South Korea and Sudan have agreed to strengthen their economic cooperation as the recent lifting of U.S. sanctions against the African country.
South Korea's Deputy Foreign Minister for Economic Affairs Lee Tae-ho, who is visiting the African country for two days from April 5 to 6, inked the agreement with Sudan's foreign affairs minister Kamal Eldeen.
"On occasion of the 40th anniversary of the diplomatic relations between South Korea and Sudan, Lee's latest visit to the African country has given an opportunity to deepen and expand the cooperation between the two countries,” the foreign affairs ministry said.

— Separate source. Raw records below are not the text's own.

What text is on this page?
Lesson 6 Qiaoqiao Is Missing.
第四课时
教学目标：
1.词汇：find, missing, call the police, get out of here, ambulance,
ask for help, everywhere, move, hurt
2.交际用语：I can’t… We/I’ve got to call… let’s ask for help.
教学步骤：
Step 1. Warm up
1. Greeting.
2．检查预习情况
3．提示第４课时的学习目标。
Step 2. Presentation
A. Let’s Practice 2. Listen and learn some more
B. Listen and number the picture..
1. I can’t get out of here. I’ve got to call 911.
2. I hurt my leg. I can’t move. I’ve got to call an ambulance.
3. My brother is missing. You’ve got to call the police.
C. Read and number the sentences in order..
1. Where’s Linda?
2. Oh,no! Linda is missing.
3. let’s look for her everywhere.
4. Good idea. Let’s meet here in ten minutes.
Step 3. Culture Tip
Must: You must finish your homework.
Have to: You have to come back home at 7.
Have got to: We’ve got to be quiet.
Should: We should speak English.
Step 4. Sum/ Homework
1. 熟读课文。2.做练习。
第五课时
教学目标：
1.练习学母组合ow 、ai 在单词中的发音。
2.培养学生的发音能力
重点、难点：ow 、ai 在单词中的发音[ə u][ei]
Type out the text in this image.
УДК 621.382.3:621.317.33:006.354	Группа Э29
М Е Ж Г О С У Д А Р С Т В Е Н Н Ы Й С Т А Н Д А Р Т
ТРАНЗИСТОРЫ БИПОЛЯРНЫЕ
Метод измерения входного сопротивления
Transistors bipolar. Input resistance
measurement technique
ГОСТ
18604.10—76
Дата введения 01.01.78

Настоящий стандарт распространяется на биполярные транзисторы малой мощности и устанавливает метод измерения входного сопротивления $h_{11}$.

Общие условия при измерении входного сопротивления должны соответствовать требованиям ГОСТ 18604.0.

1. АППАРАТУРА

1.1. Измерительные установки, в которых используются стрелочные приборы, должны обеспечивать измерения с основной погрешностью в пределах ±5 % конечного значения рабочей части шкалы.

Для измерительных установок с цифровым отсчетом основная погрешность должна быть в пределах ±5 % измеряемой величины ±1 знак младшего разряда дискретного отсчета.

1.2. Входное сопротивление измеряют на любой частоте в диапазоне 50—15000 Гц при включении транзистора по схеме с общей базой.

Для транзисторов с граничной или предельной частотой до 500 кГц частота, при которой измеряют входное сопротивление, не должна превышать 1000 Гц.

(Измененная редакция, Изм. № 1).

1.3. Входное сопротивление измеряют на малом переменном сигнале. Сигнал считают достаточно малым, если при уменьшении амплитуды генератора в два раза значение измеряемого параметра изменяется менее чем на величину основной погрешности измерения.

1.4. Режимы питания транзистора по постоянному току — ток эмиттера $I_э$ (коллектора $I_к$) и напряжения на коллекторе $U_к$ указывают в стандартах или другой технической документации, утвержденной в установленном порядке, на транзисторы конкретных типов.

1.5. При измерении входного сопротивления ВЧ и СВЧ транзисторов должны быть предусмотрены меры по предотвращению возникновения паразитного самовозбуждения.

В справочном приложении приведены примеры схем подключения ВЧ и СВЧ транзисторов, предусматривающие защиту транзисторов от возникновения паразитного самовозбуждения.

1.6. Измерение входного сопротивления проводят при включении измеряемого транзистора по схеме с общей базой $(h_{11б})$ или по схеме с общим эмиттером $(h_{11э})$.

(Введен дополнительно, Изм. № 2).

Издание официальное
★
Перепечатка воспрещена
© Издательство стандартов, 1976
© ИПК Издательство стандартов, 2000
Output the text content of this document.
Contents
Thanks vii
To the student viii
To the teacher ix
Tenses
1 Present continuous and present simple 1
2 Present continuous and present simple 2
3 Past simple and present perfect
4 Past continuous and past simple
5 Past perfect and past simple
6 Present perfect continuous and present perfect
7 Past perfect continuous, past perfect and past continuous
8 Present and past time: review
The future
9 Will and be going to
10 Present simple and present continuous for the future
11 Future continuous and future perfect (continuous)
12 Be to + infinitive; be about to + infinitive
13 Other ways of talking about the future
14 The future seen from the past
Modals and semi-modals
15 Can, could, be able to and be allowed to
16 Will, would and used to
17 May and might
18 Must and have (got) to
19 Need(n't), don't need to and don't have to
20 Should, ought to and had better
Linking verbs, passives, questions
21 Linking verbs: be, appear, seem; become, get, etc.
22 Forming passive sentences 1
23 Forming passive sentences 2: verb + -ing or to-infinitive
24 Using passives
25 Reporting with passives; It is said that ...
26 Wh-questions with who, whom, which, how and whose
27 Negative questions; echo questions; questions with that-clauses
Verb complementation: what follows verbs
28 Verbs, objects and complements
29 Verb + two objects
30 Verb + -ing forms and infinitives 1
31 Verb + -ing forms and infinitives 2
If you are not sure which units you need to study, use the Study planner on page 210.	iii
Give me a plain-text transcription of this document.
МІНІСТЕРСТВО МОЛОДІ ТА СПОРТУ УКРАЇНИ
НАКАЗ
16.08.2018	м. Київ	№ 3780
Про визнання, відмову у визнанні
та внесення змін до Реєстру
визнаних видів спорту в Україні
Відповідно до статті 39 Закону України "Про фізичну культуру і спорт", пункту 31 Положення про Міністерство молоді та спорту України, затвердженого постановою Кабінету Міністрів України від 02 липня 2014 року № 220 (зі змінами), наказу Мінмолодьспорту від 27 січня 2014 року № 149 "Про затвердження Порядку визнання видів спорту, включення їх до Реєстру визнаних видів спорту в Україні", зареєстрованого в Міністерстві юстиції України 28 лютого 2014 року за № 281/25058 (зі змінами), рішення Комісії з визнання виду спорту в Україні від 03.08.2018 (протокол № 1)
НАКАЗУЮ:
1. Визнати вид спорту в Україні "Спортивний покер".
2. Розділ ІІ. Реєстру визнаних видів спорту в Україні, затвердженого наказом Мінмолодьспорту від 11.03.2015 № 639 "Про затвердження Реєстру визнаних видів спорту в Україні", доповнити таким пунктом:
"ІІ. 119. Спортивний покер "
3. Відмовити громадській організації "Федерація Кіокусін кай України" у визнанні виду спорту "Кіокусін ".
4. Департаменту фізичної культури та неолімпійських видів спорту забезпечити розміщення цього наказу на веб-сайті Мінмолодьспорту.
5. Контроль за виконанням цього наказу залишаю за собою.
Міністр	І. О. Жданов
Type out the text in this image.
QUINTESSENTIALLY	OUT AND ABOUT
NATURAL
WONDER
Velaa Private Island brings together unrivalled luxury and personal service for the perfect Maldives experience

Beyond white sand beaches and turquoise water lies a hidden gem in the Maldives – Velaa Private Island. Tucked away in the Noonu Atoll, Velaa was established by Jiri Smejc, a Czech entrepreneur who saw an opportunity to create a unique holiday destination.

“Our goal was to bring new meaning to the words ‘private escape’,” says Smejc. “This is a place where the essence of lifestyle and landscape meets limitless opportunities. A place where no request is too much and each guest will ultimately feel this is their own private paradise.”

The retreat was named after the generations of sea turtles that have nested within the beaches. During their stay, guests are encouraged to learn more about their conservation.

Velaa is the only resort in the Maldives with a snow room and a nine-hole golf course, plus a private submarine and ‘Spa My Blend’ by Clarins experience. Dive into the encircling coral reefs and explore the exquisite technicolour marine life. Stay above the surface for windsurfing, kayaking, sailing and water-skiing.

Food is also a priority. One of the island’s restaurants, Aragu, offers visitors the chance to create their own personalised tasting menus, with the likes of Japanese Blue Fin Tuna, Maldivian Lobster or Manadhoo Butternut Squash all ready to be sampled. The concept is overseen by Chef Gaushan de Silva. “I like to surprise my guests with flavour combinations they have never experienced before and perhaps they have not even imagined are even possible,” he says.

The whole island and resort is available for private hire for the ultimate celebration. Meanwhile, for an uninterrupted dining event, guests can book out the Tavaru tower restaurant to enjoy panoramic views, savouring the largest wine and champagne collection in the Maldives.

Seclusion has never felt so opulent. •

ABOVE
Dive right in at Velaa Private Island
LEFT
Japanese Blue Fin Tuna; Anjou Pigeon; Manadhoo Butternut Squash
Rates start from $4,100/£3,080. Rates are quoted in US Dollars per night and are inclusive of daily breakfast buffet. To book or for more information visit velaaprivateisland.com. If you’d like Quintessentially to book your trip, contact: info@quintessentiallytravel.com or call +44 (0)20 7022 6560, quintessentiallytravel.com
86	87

In the meeting, the Sudanese minister confirmed once again his country no longer has any kind of military collaboration with North Korea and promised its full support for international efforts to solve the security issues involving North Korea, according to the ministry.
Earlier in November last year when Sudanese Foreign Minister Ibrahim Grandeur visited Seoul, he said that Sudan, which had kept a close military relationship with North Korea, cut completely its military connection with the communist country. Since then, Sudan has criticized North Korea’s developments of nuclear and missiles.
Lee also held a separate meeting with Sudan’s deputy foreign minister Abdel-ghani Elnaim and agreed to strengthen bilateral collaboration on trade, investment and infra development. In particular, the Sudan’s deputy foreign minister showed much interest in cooperation for infrastructure building. To that end, Lee requested Sudan's approval of bilateral pacts that will enable Korean businesses to participate actively in investment and trade with Sudan.
Washington tentatively lifted its 20-year-old sanctions on Sudan in January this year considering its progress in peace and humanitarian issues. The sanction is subject to a six-month review.